To sum up, multiple regression analysis of this study reveals that industrial diversification has a positive significant influence on earnings management. Within this regards, it means that Ha2 is not rejected while H02 is rejected.
Geographic diversification variable (X2) has regression coefficient value of 0.474 at the significance level of 0.000 as shown in Table 3. As the level of significance is less than 0.05 (5%), and the regression coefficient is positive, it infers that geographic diversification has a positive significance influence on the dependent variable of earnings management. This result is conflicted with the study conducted by Jiraporn et al. (2008) who provides empirical evidence that geographical diversification alone does not appear to impact earnings management practices. This conflicted result might be raised because of the difference of sample studies and year of observation between the two. Jirapon et al. (2008) conducted a study on American companies for the period of 1994-1998, while this current research was conducted on companies listed on Indonesian Stock Exchange for the period of 2011-2014.
On the other hand, the output of this research is line with the research conducted by El Mehdi and Sebuoi (2011) who finds that earnings management increases with the level of geographic diversification. This finding is also consistent with the work of Chin et al. (2009) which states that greater corporate internationalization is associated with a higher level of earnings management.
Thus, it is inferred that again this current research agrees to accept the information asymmetry problem under agency conflict hypothesis proposed. Deployment of company’s asset and operations across different geographical region increases the level of organizational complexity. This organizational complexity will in turn increase the level of information asymmetry between the managers and the shareholders (Lupitasari and Marsono, 2014) and at the same time this also leads to transparency decrement (Chin et. al, 2009) which opens the door to the practice of earnings management.
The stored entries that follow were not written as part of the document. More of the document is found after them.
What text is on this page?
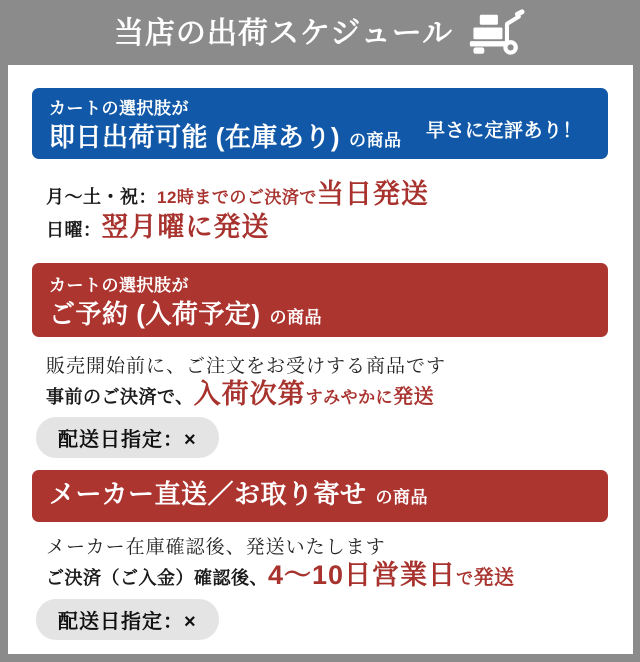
当店の出荷スケジュール
カートの選択肢が
即日出荷可能 (在庫あり) の商品	早さに定評あり！
月〜土・祝：12時までのご決済で当日発送
日曜：翌月曜に発送
カートの選択肢が
ご予約 (入荷予定) の商品
販売開始前に、ご注文をお受けする商品です
事前のご決済で、入荷次第すみやかに発送
配送日指定：×
メーカー直送／お取り寄せ の商品
メーカー在庫確認後、発送いたします
ご決済（ご入金）確認後、4〜10日営業日で発送
配送日指定：×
There is, therefore, multiple regressions analysis of this study agrees that geographic diversification has a positive significant influence on earnings management. Within this contention, it means that H3 is not rejected while H03 is rejected.
5. Conclusion
This study is aimed at seeking the empirical evidence of the effect of industrial diversification and geographic diversification on the practice of earnings management in manufacturing companies in Indonesia. The results suggest that industrial diversification and geographic diversification simultaneously and partially have a significant positive effect on the practice of earnings management on manufacturing companies in Indonesia. This evidence provides a new insight for the financial statement users, such as stockholders, potential investors and creditors for the sake of their decision-making process. In determining the performance of the company, they should take into account the more risk of earnings management practice that bears from an industrially and geographically diversified companies.
However, one shall also note that the assosiation between diversification and earnings management may not hold in other sectors and countries. Different behaviors in different sectors and countries may reflect different pressure towards the practice of earnings management. In this regards, there is a need to conduct more examination of this effects to other sectors or countries.